Critical individual sources include: historical-geography references on “Tartary”; architectural and urban-history documentation; and journalistic and scholarly analyses of the Tartaria phenomenon.

The sequence.

  1. 16th–19th c. European maps use “Tartary” as a loose label for Central and North Asia.
  2. 19th–early 20th c. The ornate buildings later claimed as “Tartarian” are designed, built, and documented.
  3. Late 2010s The Tartaria and “mud flood” theories emerge and spread on YouTube and social media.
  4. 2020s The theory gains a substantial online following and journalistic scrutiny.

Full bibliography.

  1. Historical-geography references on the term “Tartary” / “Tartaria” as a label for Central and North Asia.
  2. Architectural and construction records of the buildings claimed as “Tartarian.”
  3. Urban-history sources on raised street levels, fill, and subsidence (the “mud flood” explanation).
  4. Journalistic and scholarly analyses of the Tartaria conspiracy theory and its online spread.

Frequently asked questions.

What is the Tartaria conspiracy theory?

An internet theory claiming a hidden, technologically advanced global empire called Tartaria built the world's grand old architecture and was erased from history in a “reset,” with a “mud flood” burying its cities.

What is the current status of this case?

Unsupported pseudohistory. “Tartary” was a real but vague European name for Central Asia, not a hidden empire. The theory rests on misread maps, documented buildings reattributed, and ordinary ground-level changes recast as a cataclysm.
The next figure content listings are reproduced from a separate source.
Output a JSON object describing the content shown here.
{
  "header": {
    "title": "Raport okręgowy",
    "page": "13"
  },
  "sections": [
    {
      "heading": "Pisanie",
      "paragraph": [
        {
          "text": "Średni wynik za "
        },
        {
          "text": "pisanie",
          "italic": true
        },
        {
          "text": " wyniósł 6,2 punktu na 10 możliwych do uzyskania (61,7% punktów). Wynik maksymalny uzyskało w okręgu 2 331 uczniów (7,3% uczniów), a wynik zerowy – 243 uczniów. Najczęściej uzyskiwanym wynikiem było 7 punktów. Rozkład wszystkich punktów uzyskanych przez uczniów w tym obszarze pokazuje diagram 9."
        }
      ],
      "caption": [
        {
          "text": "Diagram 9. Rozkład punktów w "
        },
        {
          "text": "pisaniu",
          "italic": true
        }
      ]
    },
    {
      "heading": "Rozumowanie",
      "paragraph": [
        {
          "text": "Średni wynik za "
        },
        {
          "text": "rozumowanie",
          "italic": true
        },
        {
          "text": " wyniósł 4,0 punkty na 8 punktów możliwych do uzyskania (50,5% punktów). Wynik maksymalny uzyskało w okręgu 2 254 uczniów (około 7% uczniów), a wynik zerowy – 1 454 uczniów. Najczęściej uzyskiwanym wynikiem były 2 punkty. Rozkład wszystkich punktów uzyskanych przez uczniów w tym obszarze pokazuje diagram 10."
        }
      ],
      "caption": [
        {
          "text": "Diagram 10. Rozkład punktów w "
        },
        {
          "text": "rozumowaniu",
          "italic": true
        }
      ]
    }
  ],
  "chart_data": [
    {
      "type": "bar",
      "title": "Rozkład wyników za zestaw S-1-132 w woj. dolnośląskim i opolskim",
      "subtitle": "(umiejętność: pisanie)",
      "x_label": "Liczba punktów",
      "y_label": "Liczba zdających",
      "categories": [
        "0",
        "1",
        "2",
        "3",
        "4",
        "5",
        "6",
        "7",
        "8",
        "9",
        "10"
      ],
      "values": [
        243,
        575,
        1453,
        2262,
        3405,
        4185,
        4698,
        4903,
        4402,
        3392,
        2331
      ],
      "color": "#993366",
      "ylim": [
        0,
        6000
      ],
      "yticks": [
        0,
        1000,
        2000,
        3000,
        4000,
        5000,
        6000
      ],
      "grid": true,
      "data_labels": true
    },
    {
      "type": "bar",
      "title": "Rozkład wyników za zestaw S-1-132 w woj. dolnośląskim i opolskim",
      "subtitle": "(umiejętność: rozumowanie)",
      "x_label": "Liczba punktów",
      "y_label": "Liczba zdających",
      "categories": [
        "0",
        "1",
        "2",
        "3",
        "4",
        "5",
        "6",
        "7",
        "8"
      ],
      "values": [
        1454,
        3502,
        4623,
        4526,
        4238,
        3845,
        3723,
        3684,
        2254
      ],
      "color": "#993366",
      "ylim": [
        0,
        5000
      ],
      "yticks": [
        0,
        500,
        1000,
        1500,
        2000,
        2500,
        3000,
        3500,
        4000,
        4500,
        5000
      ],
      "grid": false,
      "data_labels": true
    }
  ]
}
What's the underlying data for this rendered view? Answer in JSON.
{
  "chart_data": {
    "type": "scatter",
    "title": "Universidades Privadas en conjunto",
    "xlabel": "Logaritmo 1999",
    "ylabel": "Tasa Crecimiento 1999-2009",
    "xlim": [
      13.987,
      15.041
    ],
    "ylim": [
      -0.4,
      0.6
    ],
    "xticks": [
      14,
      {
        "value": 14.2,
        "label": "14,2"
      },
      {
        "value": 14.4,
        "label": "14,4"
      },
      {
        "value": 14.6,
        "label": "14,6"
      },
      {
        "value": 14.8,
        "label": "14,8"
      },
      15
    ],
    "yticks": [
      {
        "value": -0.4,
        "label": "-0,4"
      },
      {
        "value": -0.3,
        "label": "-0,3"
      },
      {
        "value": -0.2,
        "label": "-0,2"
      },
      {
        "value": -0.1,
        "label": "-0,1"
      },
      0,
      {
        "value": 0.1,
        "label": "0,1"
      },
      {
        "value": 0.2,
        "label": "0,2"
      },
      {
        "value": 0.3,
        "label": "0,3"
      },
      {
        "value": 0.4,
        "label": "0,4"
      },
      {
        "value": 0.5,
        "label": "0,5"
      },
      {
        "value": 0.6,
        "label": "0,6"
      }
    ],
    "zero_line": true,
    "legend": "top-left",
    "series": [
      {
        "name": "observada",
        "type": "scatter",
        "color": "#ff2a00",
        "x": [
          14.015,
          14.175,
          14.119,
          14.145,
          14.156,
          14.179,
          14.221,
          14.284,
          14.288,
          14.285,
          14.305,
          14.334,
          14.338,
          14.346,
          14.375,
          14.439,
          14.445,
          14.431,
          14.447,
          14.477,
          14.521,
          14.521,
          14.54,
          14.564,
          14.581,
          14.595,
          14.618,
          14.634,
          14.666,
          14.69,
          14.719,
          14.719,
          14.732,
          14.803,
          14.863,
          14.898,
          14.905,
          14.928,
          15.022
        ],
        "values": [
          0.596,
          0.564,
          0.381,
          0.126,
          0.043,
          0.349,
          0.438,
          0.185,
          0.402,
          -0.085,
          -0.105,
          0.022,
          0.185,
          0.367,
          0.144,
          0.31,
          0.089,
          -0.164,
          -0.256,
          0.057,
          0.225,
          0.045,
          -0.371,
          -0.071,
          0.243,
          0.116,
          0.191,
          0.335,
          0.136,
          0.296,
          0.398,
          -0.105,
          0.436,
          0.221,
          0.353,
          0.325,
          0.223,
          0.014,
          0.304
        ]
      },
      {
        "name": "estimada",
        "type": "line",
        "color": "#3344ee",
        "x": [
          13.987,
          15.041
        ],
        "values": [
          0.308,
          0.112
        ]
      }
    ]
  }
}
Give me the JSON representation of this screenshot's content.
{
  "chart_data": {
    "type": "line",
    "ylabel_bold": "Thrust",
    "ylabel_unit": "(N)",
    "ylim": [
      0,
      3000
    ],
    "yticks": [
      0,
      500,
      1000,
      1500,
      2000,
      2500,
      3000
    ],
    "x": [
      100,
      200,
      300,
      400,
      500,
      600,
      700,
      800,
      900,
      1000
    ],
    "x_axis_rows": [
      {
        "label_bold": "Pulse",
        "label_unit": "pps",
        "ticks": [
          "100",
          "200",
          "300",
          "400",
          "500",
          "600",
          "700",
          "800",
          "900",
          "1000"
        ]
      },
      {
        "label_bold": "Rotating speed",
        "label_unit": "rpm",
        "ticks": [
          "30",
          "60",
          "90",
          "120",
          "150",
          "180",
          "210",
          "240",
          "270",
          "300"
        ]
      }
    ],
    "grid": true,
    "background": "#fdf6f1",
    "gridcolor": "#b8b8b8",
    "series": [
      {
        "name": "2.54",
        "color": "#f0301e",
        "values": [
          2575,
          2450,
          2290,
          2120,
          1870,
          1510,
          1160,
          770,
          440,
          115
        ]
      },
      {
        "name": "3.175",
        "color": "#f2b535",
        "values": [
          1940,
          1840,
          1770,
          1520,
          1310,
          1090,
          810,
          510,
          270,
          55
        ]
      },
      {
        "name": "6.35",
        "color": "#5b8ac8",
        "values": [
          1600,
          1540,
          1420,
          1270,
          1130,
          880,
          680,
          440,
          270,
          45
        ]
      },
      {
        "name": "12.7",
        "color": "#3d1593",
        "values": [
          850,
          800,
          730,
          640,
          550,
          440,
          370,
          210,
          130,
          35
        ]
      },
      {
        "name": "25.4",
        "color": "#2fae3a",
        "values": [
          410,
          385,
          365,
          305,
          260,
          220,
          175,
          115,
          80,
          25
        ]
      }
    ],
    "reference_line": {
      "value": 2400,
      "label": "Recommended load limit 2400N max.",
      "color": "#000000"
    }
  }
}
Was Tartaria a real empire?

No. “Tartary” was a loose old geographical label for the vast regions of Central and North Asia on European maps, roughly meaning “the unknown East” — never the name of a single unified advanced civilization.

What about the partly buried buildings (the “mud flood”)?

Below-grade lower floors and windows are explained by normal urban processes — raised street levels, added fill, regrading, and subsidence — not a worldwide flood of mud hidden by historians.